Berlin. Im Mai waren außergewöhnliche Polarlichter über Deutschland zu sehen. Ein Experte verrät, wie die Fotos beim nächsten Mal gelingen.
Polarlichter zu sehen ist ein besonderes Erlebnis: Wenn es dunkel ist, tanzen plötzlich bunte Schleier über den Himmel. Wer in den Genuss des Farbspiels kommen möchte, muss oft weit in den Norden reisen. Im Mai aber war das Spektakel sogar in Deutschland zu sehen: Ein Sonnensturm sorgte für Polarlichter auch bis weit in den Süden des Landes.
Die magisch-anmutenden Lichter begeistern, ziehen viele Hobby-Fotografen an. Sie richtig einzufangen, ist aber gar nicht so einfach. Ein Experte verrät, was bei Polarlicht-Fotografie zu beachten ist.
Wie entstehen Polarlichter?
Hinter dem bunten Spektakel, auch Aurora Borealis genannt, steckt die Sonne: Sie schleudert kleine elektrisch geladene Teilchen durch das All.
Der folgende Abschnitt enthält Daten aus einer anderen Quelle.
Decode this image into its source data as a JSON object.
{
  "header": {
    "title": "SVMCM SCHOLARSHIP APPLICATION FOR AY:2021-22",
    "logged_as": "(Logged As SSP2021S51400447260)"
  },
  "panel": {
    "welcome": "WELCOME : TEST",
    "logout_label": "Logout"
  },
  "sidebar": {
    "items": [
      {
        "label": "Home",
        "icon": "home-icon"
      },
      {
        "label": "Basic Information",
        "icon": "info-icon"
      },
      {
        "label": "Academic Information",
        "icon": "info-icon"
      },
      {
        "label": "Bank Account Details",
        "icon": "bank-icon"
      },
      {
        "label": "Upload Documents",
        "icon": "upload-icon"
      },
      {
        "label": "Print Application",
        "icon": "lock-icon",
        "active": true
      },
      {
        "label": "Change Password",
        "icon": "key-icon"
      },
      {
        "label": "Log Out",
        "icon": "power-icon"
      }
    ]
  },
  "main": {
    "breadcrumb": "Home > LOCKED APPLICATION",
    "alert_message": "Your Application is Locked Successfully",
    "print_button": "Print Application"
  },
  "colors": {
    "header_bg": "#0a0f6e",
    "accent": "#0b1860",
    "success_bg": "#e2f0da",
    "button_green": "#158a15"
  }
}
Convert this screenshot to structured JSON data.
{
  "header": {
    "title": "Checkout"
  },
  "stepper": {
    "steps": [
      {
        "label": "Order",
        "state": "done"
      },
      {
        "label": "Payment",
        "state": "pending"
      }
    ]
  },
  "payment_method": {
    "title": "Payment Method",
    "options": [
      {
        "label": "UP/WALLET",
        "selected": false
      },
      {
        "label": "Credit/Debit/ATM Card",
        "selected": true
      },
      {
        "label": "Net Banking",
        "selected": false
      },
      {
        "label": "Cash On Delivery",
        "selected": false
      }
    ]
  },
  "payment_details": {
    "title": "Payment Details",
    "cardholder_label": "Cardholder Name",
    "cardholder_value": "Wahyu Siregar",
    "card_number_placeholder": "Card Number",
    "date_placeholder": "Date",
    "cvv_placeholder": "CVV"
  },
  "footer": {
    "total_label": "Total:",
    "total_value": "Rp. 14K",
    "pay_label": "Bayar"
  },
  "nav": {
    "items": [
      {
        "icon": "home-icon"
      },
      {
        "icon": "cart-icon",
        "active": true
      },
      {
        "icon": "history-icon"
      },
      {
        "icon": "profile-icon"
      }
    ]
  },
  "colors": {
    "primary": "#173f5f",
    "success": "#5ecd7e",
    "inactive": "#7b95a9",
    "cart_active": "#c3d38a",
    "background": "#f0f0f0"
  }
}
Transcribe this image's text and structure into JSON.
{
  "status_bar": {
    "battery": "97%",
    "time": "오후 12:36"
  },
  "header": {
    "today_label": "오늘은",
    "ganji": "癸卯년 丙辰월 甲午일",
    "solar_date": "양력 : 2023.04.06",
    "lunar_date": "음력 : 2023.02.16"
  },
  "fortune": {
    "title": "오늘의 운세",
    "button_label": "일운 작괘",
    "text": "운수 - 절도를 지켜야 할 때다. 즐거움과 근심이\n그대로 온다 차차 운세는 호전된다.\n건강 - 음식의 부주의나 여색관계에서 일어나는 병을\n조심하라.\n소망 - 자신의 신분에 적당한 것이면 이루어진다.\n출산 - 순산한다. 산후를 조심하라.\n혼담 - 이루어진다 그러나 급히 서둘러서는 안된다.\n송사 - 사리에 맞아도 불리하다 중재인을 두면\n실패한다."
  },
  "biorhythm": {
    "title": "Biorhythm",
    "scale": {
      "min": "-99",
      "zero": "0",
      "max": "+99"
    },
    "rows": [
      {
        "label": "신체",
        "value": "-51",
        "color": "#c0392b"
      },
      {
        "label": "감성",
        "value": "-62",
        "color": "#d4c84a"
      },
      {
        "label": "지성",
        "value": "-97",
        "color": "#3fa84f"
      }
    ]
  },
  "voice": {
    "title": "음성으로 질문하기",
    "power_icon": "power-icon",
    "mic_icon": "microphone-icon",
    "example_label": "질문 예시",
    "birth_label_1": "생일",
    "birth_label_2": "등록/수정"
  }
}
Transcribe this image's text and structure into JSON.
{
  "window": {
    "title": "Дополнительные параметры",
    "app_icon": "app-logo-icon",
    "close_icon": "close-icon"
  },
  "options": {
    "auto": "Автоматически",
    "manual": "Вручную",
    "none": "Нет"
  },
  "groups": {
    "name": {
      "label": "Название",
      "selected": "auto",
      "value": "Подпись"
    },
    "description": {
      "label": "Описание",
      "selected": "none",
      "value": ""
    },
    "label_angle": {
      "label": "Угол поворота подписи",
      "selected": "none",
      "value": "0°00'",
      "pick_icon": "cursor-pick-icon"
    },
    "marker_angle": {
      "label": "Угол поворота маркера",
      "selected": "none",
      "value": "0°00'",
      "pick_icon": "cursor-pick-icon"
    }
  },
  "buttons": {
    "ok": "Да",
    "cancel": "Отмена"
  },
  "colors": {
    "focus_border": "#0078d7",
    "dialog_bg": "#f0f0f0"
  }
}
Bevor diese aber auf die Erde treffen, werden sie vom Erdmagnetfeld abgewehrt. Dadurch wird das Magnetfeld der Erde so verformt, dass die Teilchen mit der Erdatmosphäre zusammenstoßen – besonders nah an den beiden Polen. Durch diesen Aufprall entsteht das bunte Leuchten am Himmel.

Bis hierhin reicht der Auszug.